A medida do jogador decisivo não se dá nas grandes partidas, quando a equipe apresenta o desempenho dos sonhos. Ela se dá justamente quando a situação está enroscada, com tudo ameaçando desmoronar, e determinado jogador surge armado com uma caixa de ferramentas para consertar a situação — com martelo, formão, MAÇARICO, que seja. Exatamente assim aconteceu no meio da semana no estádio Nilton Santos: nos momentos mais tensos do duríssimo duelo diante do Bragantino, Júnior Santos emergiu para ocupar todos os latifúndios e todas as frestas do campo e sentenciar que o Botafogo é, sobretudo, presente.
Se a goleada sobre o Aurora parecia ter encerrado, de fato e de direito, o traumático ano de 2023, a difícil vitória de quarta finalmente inaugurou 2024. E o porta-voz da anunciação foi o homem que sintetizou as necessidades de um típico jogo de Libertadores. Quando o desempenho não desabrocha e a mecânica de jogo emperra, é a impetuosidade que precisa prevalecer para destrancar eliminatórias e destinos. O anjo das pernas confusas, das pernas fortes, das pernas que não cansam, e às vezes até se enroscam em seu impetuoso baile movido por som e fúria.
Quando surge alguém assim, disposto a interferir no desfecho de jogos e de multidões nestas noites de quarta-feira, é preciso que receba imediatamente títulos e distinções. Dessa forma, doravante o maior artilheiro do Botafogo na história da Libertadores deve, obrigatoriamente, ser chamado de Júnior “El Rabiscador” Santos. Foi assim, rabiscando, que as pernas que não cansam abriram o placar, após rascunhar um roteiro de caos na defesa do Bragantino. E, depois, com pinceladas riscadas pelos ares, um acrobático voleio de Maracanã, Centenário, Wembley, para marcar um gol fundamentalmente de Engenhão.
Para desmistificar assim uma noite de Libertadores, dobrando-a e colocando no bolso como uma nota surrada de dois reais, é preciso ter a sabedoria de que os verdadeiros mata-matas são outros, como aqueles travados desde cedo no Recôncavo Baiano. Como perder a mãe ainda criança, passar a juventude trabalhando como servente de pedreiro, jogar na várzea valendo uma refeição e, ainda assim, sem categoria de base, tornar-se profissional aos 22 anos.

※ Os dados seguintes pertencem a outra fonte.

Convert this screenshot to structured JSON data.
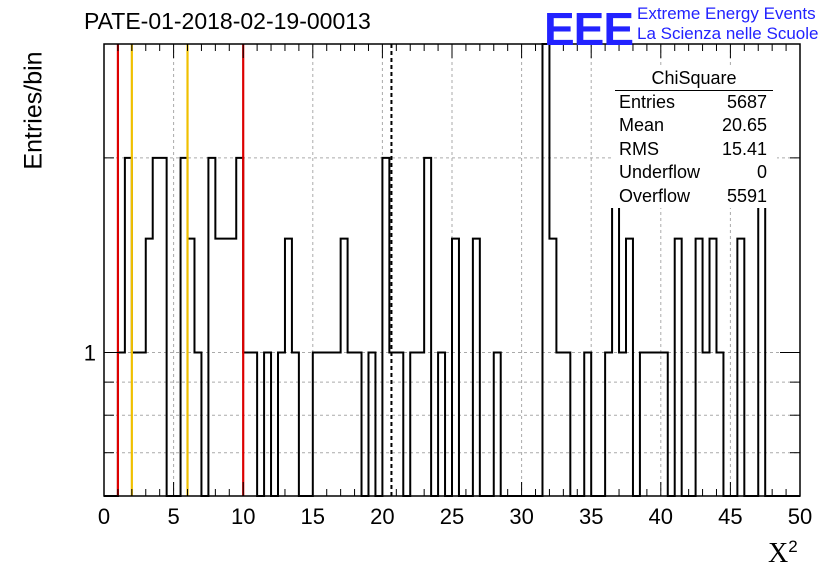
{
  "title": "PATE-01-2018-02-19-00013",
  "logo": {
    "mark": "EEE",
    "line1": "Extreme Energy Events",
    "line2": "La Scienza nelle Scuole",
    "color": "#2222ff"
  },
  "stats": {
    "title": "ChiSquare",
    "rows": [
      {
        "label": "Entries",
        "value": "5687"
      },
      {
        "label": "Mean",
        "value": "20.65"
      },
      {
        "label": "RMS",
        "value": "15.41"
      },
      {
        "label": "Underflow",
        "value": "0"
      },
      {
        "label": "Overflow",
        "value": "5591"
      }
    ]
  },
  "chart_data": {
    "type": "histogram",
    "title": "PATE-01-2018-02-19-00013",
    "xlabel": "X",
    "xlabel_superscript": "2",
    "ylabel": "Entries/bin",
    "xlim": [
      0,
      50
    ],
    "ylim": [
      0.6,
      3.0
    ],
    "ylog": true,
    "grid": true,
    "xticks": [
      0,
      5,
      10,
      15,
      20,
      25,
      30,
      35,
      40,
      45,
      50
    ],
    "yticks": [
      1
    ],
    "bin_width": 0.5,
    "bins": [
      {
        "x": 1.0,
        "y": 1
      },
      {
        "x": 1.5,
        "y": 2
      },
      {
        "x": 2.0,
        "y": 1
      },
      {
        "x": 2.5,
        "y": 1
      },
      {
        "x": 3.0,
        "y": 1.5
      },
      {
        "x": 3.5,
        "y": 2
      },
      {
        "x": 4.0,
        "y": 2
      },
      {
        "x": 5.5,
        "y": 2
      },
      {
        "x": 6.0,
        "y": 1.5
      },
      {
        "x": 6.5,
        "y": 1
      },
      {
        "x": 7.5,
        "y": 2
      },
      {
        "x": 8.0,
        "y": 1.5
      },
      {
        "x": 8.5,
        "y": 1.5
      },
      {
        "x": 9.0,
        "y": 1.5
      },
      {
        "x": 9.5,
        "y": 2
      },
      {
        "x": 10.0,
        "y": 1
      },
      {
        "x": 10.5,
        "y": 1
      },
      {
        "x": 11.5,
        "y": 1
      },
      {
        "x": 12.5,
        "y": 1
      },
      {
        "x": 13.0,
        "y": 1.5
      },
      {
        "x": 13.5,
        "y": 1
      },
      {
        "x": 15.0,
        "y": 1
      },
      {
        "x": 15.5,
        "y": 1
      },
      {
        "x": 16.0,
        "y": 1
      },
      {
        "x": 16.5,
        "y": 1
      },
      {
        "x": 17.0,
        "y": 1.5
      },
      {
        "x": 17.5,
        "y": 1
      },
      {
        "x": 18.0,
        "y": 1
      },
      {
        "x": 19.0,
        "y": 1
      },
      {
        "x": 20.0,
        "y": 2
      },
      {
        "x": 20.5,
        "y": 1
      },
      {
        "x": 21.0,
        "y": 1
      },
      {
        "x": 22.0,
        "y": 1
      },
      {
        "x": 22.5,
        "y": 1
      },
      {
        "x": 23.0,
        "y": 2
      },
      {
        "x": 24.0,
        "y": 1
      },
      {
        "x": 25.0,
        "y": 1.5
      },
      {
        "x": 26.5,
        "y": 1.5
      },
      {
        "x": 28.0,
        "y": 1
      },
      {
        "x": 31.5,
        "y": 3
      },
      {
        "x": 32.0,
        "y": 1.5
      },
      {
        "x": 32.5,
        "y": 1
      },
      {
        "x": 33.0,
        "y": 1
      },
      {
        "x": 34.5,
        "y": 1
      },
      {
        "x": 36.0,
        "y": 1
      },
      {
        "x": 36.5,
        "y": 2
      },
      {
        "x": 37.0,
        "y": 1
      },
      {
        "x": 37.5,
        "y": 1.5
      },
      {
        "x": 38.5,
        "y": 1
      },
      {
        "x": 39.0,
        "y": 1
      },
      {
        "x": 39.5,
        "y": 1
      },
      {
        "x": 40.0,
        "y": 1
      },
      {
        "x": 41.0,
        "y": 1.5
      },
      {
        "x": 42.5,
        "y": 1.5
      },
      {
        "x": 43.0,
        "y": 1
      },
      {
        "x": 43.5,
        "y": 1.5
      },
      {
        "x": 44.0,
        "y": 1
      },
      {
        "x": 45.5,
        "y": 1.5
      },
      {
        "x": 47.0,
        "y": 2
      }
    ],
    "vlines": [
      {
        "x": 1.0,
        "color": "#dd0000",
        "style": "solid"
      },
      {
        "x": 10.0,
        "color": "#dd0000",
        "style": "solid"
      },
      {
        "x": 2.0,
        "color": "#f0c000",
        "style": "solid"
      },
      {
        "x": 6.0,
        "color": "#f0c000",
        "style": "solid"
      },
      {
        "x": 20.65,
        "color": "#000000",
        "style": "dashed"
      }
    ]
  }
}
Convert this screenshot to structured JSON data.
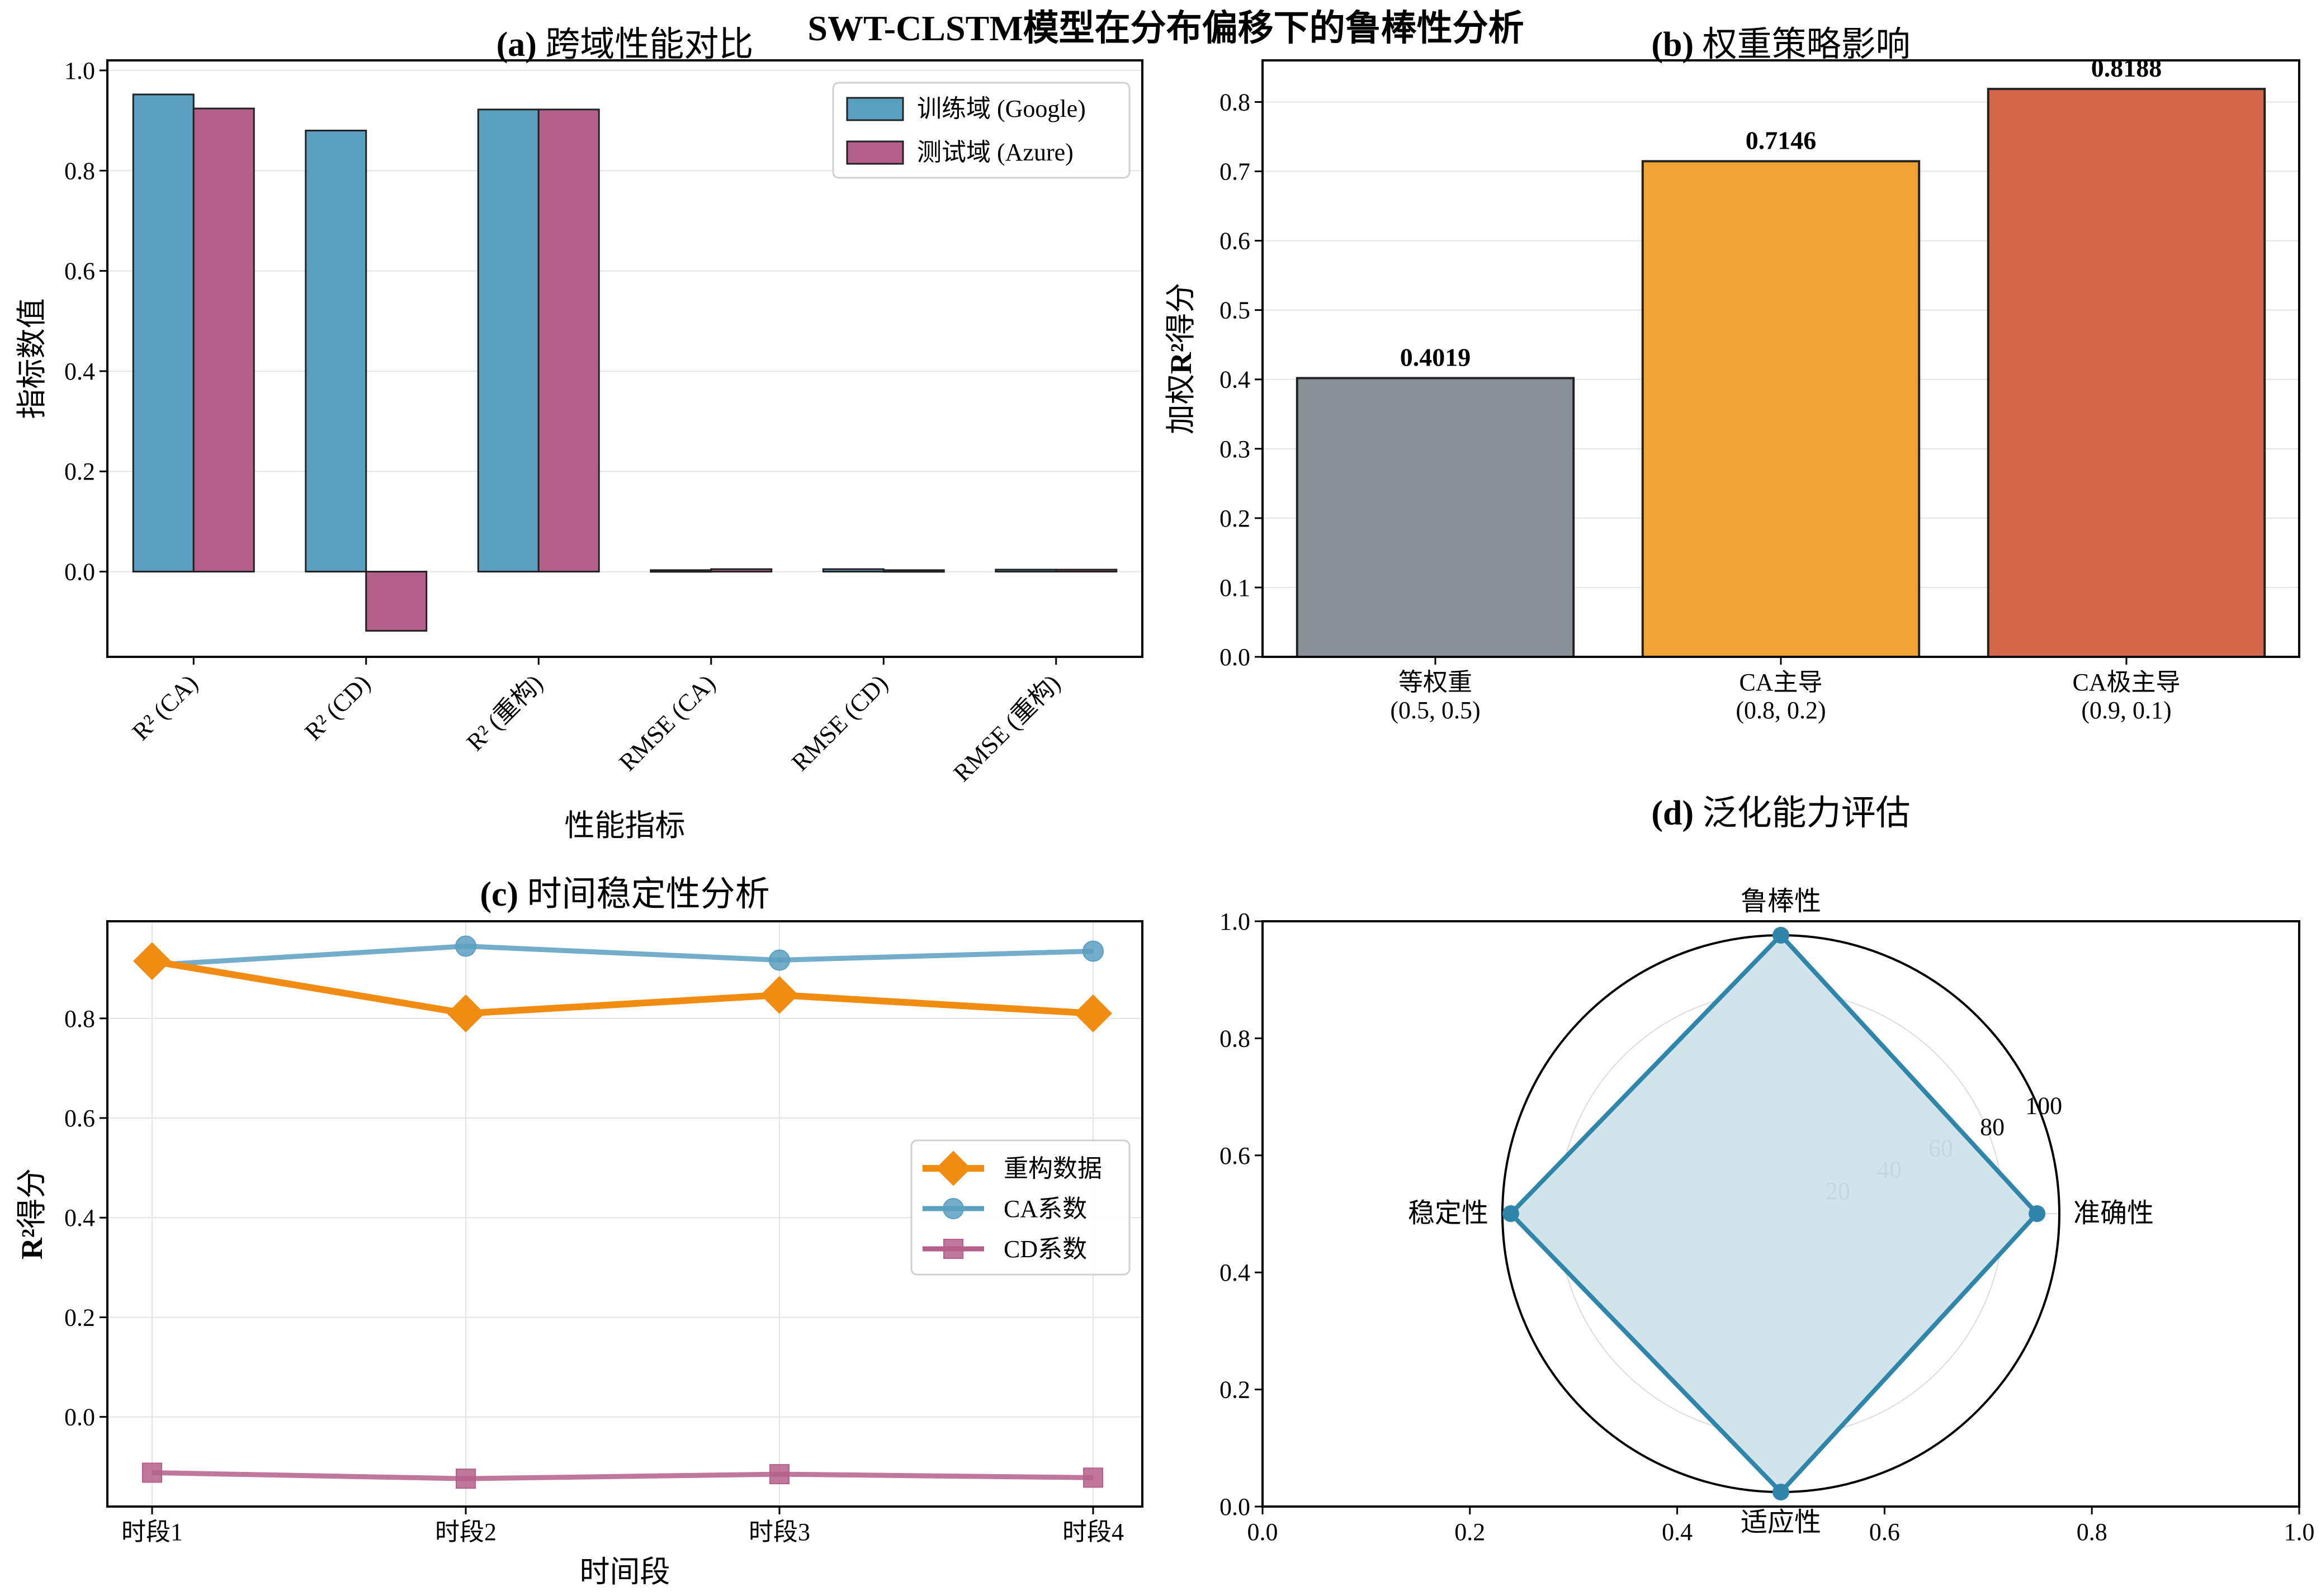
{
  "figure_title": "SWT-CLSTM模型在分布偏移下的鲁棒性分析",
  "colors": {
    "blue": "#5a9fbf",
    "magenta": "#b4608a",
    "orange": "#f08c12",
    "gray": "#8a9098",
    "amber": "#f0a232",
    "red": "#d4664a",
    "radar_line": "#2f86aa",
    "radar_fill": "#cfe2ea",
    "grid": "#e3e3e3"
  },
  "chart_data": [
    {
      "id": "a",
      "type": "bar",
      "title_prefix": "(a)",
      "title": "跨域性能对比",
      "xlabel": "性能指标",
      "ylabel": "指标数值",
      "categories": [
        "R² (CA)",
        "R² (CD)",
        "R² (重构)",
        "RMSE (CA)",
        "RMSE (CD)",
        "RMSE (重构)"
      ],
      "series": [
        {
          "name": "训练域 (Google)",
          "color": "#5a9fbf",
          "values": [
            0.952,
            0.88,
            0.922,
            0.003,
            0.005,
            0.004
          ]
        },
        {
          "name": "测试域 (Azure)",
          "color": "#b4608a",
          "values": [
            0.924,
            -0.118,
            0.922,
            0.005,
            0.003,
            0.004
          ]
        }
      ],
      "ylim": [
        -0.17,
        1.02
      ],
      "yticks": [
        0.0,
        0.2,
        0.4,
        0.6,
        0.8,
        1.0
      ],
      "ytick_labels": [
        "0.0",
        "0.2",
        "0.4",
        "0.6",
        "0.8",
        "1.0"
      ],
      "grid": true,
      "legend": "top-right"
    },
    {
      "id": "b",
      "type": "bar",
      "title_prefix": "(b)",
      "title": "权重策略影响",
      "xlabel": "",
      "ylabel_pre": "加权",
      "ylabel_bold": "R²",
      "ylabel_post": "得分",
      "categories": [
        {
          "name": "等权重",
          "sub": "(0.5, 0.5)"
        },
        {
          "name": "CA主导",
          "sub": "(0.8, 0.2)"
        },
        {
          "name": "CA极主导",
          "sub": "(0.9, 0.1)"
        }
      ],
      "values": [
        0.4019,
        0.7146,
        0.8188
      ],
      "value_labels": [
        "0.4019",
        "0.7146",
        "0.8188"
      ],
      "bar_colors": [
        "#8a9098",
        "#f0a232",
        "#d4664a"
      ],
      "ylim": [
        0,
        0.86
      ],
      "yticks": [
        0.0,
        0.1,
        0.2,
        0.3,
        0.4,
        0.5,
        0.6,
        0.7,
        0.8
      ],
      "ytick_labels": [
        "0.0",
        "0.1",
        "0.2",
        "0.3",
        "0.4",
        "0.5",
        "0.6",
        "0.7",
        "0.8"
      ],
      "grid": true
    },
    {
      "id": "c",
      "type": "line",
      "title_prefix": "(c)",
      "title": "时间稳定性分析",
      "xlabel": "时间段",
      "ylabel_bold": "R²",
      "ylabel_post": "得分",
      "categories": [
        "时段1",
        "时段2",
        "时段3",
        "时段4"
      ],
      "series": [
        {
          "name": "重构数据",
          "color": "#f08c12",
          "marker": "diamond",
          "values": [
            0.915,
            0.81,
            0.847,
            0.81
          ]
        },
        {
          "name": "CA系数",
          "color": "#5a9fbf",
          "marker": "circle",
          "values": [
            0.907,
            0.945,
            0.917,
            0.935
          ]
        },
        {
          "name": "CD系数",
          "color": "#b4608a",
          "marker": "square",
          "values": [
            -0.112,
            -0.124,
            -0.115,
            -0.122
          ]
        }
      ],
      "ylim": [
        -0.18,
        0.995
      ],
      "yticks": [
        0.0,
        0.2,
        0.4,
        0.6,
        0.8
      ],
      "ytick_labels": [
        "0.0",
        "0.2",
        "0.4",
        "0.6",
        "0.8"
      ],
      "grid": true,
      "legend": "center-right"
    },
    {
      "id": "d",
      "type": "radar",
      "title_prefix": "(d)",
      "title": "泛化能力评估",
      "axes": [
        "准确性",
        "鲁棒性",
        "稳定性",
        "适应性"
      ],
      "values": [
        92,
        100,
        97,
        100
      ],
      "rmax": 100,
      "rticks": [
        20,
        40,
        60,
        80,
        100
      ],
      "rtick_labels": [
        "20",
        "40",
        "60",
        "80",
        "100"
      ],
      "frame_ticks": [
        "0.0",
        "0.2",
        "0.4",
        "0.6",
        "0.8",
        "1.0"
      ]
    }
  ]
}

As pernas fortes, que não cansam e às vezes até se atrapalham, talvez porque muito já tenham caminhado, há tempos superam distâncias mais exigentes do que os cem metros de gramado. De Berimbau às terras cariocas, Júnior Santos não é apenas personagem e protagonista botafoguense: é uma representação fundamentalmente brasileira.